Preheat your oven to 375 degrees F and grease a 9" Pie plate with non-stick spray.
First, prepare the crust: In a large bowl combine the softened butter and almond flour using an electric hand mixer on medium-low speed.
Add the salt and egg whites and continue mixing until the mixture forms a smooth dough. The dough should hold it's shaped in the bowl but will be a bit looser than a traditional pie crust. *See note
Using a sturdy spoon or rubber spatula, work the shredded cheese into the dough.
Spray a piece of parchment paper with non-stick spray or butter and turn ½ of the dough out onto the greased parchment. Top it with a second piece of greased parchment. Roll the dough between the parchment to form a 12" circle. Once the dough is formed, place it in the fridge (still in between the parchment) for at least 5 minutes. Repeat with the other half of the dough.
Once the dough is chilled, remove one sheet from the fridge and carefully remove one sheet of the parchment and turn the exposed side of the dough into the pie plate. Carefully peel away the second piece of parchment and use your hands to fill in any cracks to ensure that the bottom of the pie plate is covered with dough. Cut any excess dough away from the edges. **See Note
Use a form to poke holes into the bottom and sides of the dough. Bake in the preheated oven for 5-7 minutes, removing it BEFORE the crust is browned. Then, remove the crust from the oven and set aside, leaving the oven on. ***See Note
Heat a large skillet with ½ tbsp of butter over medium heat. Once the butter is melted add the turnips and mushrooms. Stir to combine, then cover the skillet and continue cooking until the turnips have softened, stirring every couple of minutes.
Remove the lid and add the chicken broth, cream cheese, heavy whipping cream, and all of the seasonings except the salt. Increase heat to medium-high and bring the mixture to a low boil. Then, reduce heat to medium-low and allow the mixture to simmer until the liquid has reduced by half and is slightly thickened. Stir frequently throughout this process.
Once the liquid has reduced, remove from the heat and add ¼ tsp of xanthan gum. Stir in the xanthan gum and allow it to sit for a few minutes. The liquid should be the consistency of gravy. Add an additional ¼ tsp if the sauce is still too thin. If your sauce is too thick, add additional heavy cream. Be very careful to add the xanthan gum slowly, as too much will make the sauce slimy.
Stir in the cooked and cubed chicken, and the peas and carrots. Then add the salt to taste.
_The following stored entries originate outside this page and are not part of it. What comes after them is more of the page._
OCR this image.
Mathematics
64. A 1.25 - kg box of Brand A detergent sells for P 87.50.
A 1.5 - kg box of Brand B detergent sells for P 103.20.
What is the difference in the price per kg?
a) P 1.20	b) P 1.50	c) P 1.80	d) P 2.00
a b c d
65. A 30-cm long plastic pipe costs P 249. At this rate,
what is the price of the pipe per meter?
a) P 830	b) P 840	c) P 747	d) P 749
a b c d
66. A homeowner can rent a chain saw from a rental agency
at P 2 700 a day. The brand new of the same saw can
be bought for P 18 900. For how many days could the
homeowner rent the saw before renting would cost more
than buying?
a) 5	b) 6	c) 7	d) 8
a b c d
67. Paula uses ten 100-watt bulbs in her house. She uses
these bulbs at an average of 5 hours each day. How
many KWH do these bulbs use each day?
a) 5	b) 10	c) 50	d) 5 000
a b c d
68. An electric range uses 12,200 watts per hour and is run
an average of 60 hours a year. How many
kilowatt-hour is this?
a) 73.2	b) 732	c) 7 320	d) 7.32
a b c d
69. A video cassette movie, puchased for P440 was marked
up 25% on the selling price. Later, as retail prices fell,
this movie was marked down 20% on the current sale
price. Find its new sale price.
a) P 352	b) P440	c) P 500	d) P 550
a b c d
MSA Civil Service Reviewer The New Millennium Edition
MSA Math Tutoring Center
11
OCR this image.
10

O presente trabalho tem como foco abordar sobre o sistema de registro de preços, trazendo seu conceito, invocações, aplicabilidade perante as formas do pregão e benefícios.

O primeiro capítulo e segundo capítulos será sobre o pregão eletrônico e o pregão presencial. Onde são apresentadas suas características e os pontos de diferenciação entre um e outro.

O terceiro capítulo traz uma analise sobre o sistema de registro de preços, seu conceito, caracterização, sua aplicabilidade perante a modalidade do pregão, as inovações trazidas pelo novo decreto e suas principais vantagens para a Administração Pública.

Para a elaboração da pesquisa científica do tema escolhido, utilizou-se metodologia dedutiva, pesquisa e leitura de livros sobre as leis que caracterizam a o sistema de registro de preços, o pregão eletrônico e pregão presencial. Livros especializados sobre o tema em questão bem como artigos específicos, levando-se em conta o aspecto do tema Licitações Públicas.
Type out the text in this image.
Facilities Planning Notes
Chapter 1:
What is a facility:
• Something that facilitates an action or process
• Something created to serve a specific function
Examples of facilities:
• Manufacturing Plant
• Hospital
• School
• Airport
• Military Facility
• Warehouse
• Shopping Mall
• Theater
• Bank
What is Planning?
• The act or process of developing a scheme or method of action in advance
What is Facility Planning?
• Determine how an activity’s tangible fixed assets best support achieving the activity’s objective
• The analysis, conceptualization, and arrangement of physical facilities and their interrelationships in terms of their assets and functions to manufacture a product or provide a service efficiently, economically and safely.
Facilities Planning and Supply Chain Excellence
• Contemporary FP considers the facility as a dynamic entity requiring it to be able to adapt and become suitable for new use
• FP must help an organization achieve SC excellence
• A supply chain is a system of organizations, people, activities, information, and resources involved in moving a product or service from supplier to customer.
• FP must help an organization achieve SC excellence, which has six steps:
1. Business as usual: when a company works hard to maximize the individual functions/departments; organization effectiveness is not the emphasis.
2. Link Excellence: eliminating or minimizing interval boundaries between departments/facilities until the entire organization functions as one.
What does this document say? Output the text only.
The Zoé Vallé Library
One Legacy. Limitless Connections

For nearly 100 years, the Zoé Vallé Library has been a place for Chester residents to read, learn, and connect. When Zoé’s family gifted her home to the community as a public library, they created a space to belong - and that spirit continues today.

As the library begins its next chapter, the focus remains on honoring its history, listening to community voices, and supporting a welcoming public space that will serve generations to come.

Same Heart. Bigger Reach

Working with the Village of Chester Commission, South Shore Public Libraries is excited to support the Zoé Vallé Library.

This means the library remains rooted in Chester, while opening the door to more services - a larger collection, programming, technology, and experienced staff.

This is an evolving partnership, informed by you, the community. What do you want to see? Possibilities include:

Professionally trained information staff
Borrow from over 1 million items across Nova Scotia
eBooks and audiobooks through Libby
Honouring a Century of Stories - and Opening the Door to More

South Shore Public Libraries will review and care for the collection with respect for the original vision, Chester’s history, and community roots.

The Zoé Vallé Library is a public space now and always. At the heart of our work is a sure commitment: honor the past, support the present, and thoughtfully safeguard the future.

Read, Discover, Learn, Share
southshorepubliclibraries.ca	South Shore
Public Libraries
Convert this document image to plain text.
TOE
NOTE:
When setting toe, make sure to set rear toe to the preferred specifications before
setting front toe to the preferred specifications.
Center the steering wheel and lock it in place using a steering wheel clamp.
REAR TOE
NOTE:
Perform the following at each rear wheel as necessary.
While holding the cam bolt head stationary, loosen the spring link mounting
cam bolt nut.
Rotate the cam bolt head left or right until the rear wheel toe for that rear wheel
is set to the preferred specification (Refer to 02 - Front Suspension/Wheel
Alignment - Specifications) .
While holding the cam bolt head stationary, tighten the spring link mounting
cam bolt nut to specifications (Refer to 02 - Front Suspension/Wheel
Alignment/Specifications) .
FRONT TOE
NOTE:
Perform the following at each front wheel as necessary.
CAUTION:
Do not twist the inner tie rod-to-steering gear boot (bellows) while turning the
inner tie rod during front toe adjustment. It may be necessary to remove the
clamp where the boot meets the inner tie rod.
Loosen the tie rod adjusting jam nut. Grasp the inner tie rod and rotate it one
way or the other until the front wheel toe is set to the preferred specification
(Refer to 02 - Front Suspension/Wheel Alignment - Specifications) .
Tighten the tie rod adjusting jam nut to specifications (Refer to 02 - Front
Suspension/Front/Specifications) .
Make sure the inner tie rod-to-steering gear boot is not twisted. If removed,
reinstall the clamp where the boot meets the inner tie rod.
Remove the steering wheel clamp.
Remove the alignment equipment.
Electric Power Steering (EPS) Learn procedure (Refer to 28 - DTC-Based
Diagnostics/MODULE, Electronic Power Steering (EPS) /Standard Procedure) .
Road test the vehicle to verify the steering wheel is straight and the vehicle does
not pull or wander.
Stir to combine.
Pour this mixture into the pie plate on top of the parbaked crust.
Remove the other half of the rolled dough from the refrigerator and peel away one side of the parchment paper. Carefully turned the rolled dough over onto the filled pie.
Carefully remove the second piece of parchment paper and pinch the edges of the top and bottom crust together to form a seal. You can use your hands, or gently press the tines of a fork into the dough.
Cover the edges of the dough with a pie shield or with thin strips of aluminum foil to prevent them from burning.
Bake in the preheated oven for 25-30 minutes or until the crust is golden brown and the filling is bubbly.
Allow the pie to cool a few minutes before slicing and enjoy!
*If the dough seems too dry you can add additional softened butter, 1 tbsp at a time until it reaches a good consistency. If the dough is too loose, add additional almond flour by the tablespoon until the dough reaches a good consistency.**Due to the lack of gluten, the crust isn't as elastic as a traditional pie crust. It will inevatably crack some when placing the bottom layer into the pie plate. This is perfectly normal :) Just use your hands to press any cracks together.***At this point the bottom crust will not be fully cooked. This step simply helps to "seal" the crust and prevents it from getting soggy when the filling is added.